I just hadn't heard any mention of a sediment forming on the sides of the bucket above the beer. Thanks!
 
I am a noobie here, but mine did the same thing. I believe this is what is left from the foam created during fermentation. I could be wrong though.
 
Krausen and possibly some hops that weren't stained out. Mine had it too
 
Uless you're racking onto fruit,oak or something I wouldn't bother with secondary. Let the beer get down to FG,then give it another 3-7 days to settle out more. When it's clear or nearly so,rack to the bottling bucket & bulk prime.
 
First, never move your beer to secondary until the ferment is completed and the yeast has started to settle. That big cake of yeast has a function to perform yet. Its presence causes some more chemical processes to occur that make better beer. Moving your beer too early slows or stops these processes.

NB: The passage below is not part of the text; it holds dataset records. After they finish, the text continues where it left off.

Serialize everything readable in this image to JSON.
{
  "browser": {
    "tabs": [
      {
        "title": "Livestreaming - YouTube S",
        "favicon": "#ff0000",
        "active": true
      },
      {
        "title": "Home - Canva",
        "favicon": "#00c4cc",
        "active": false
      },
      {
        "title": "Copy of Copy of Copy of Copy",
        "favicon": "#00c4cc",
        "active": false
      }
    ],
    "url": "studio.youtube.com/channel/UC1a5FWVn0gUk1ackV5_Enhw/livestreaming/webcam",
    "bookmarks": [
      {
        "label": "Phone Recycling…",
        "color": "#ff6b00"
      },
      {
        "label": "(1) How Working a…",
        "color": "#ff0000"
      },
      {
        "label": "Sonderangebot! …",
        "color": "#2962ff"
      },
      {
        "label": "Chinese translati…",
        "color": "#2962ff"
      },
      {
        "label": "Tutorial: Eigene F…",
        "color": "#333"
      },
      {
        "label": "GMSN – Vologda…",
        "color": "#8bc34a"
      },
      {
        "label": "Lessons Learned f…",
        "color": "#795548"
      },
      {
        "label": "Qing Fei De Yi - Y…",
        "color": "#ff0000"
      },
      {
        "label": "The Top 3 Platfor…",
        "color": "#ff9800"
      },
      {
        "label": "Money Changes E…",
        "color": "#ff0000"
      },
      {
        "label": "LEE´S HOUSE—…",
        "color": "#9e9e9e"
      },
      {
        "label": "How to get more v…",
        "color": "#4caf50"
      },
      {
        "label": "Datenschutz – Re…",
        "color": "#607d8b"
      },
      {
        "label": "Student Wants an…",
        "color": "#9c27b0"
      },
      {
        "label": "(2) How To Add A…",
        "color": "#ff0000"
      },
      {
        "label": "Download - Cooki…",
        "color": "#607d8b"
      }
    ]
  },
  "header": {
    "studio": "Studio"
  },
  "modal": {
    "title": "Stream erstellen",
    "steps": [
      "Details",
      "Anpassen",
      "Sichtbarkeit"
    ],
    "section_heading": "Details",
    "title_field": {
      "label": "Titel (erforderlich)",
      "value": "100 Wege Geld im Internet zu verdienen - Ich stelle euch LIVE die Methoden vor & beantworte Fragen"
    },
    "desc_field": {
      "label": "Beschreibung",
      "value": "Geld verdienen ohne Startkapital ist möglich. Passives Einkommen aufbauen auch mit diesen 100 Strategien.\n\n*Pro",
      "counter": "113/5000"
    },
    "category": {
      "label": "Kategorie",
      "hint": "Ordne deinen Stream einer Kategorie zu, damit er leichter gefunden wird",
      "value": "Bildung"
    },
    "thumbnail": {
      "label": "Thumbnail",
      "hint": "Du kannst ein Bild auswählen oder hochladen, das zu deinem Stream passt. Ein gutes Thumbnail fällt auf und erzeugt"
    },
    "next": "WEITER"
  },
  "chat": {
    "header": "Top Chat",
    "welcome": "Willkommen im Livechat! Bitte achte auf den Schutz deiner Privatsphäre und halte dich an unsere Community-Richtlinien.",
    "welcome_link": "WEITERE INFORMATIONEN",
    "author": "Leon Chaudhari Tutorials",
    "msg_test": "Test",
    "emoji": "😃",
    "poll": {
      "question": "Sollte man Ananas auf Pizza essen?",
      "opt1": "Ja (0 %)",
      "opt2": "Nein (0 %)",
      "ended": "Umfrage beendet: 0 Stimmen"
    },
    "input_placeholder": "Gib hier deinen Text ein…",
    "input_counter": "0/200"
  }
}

Second, know why you are moving your beer to secondary. For clarity? Time in the primary will do that too. Adding dry hops? You can do that it primary too. So why do you want to move it?
 
Alright this isn't the first time I've been told not to go to secondary, but no one ever mentioned that its really just necessary for adding fruit or dry hopping. I was initially thinking that I'd do it for clarity, but if letting everything settle with get the same results then I'll just leave it in the primary for another week after the FG levels out (which I think it already has, but a reading today and one more tomorrow should tell for sure).
 
For most average beers, not too dark, I find the sweet spot for me is about 3 weeks in the fermenter. I like to start the ferment at the low end of the yeast's preferred range and after a week I let it warm up to room temperature and keep it there. The time it needs in the bottle to reach maturity and be good drinking seems to be about a week or so less than bottling it a week sooner so I have good beer just as quickly or maybe even more quickly.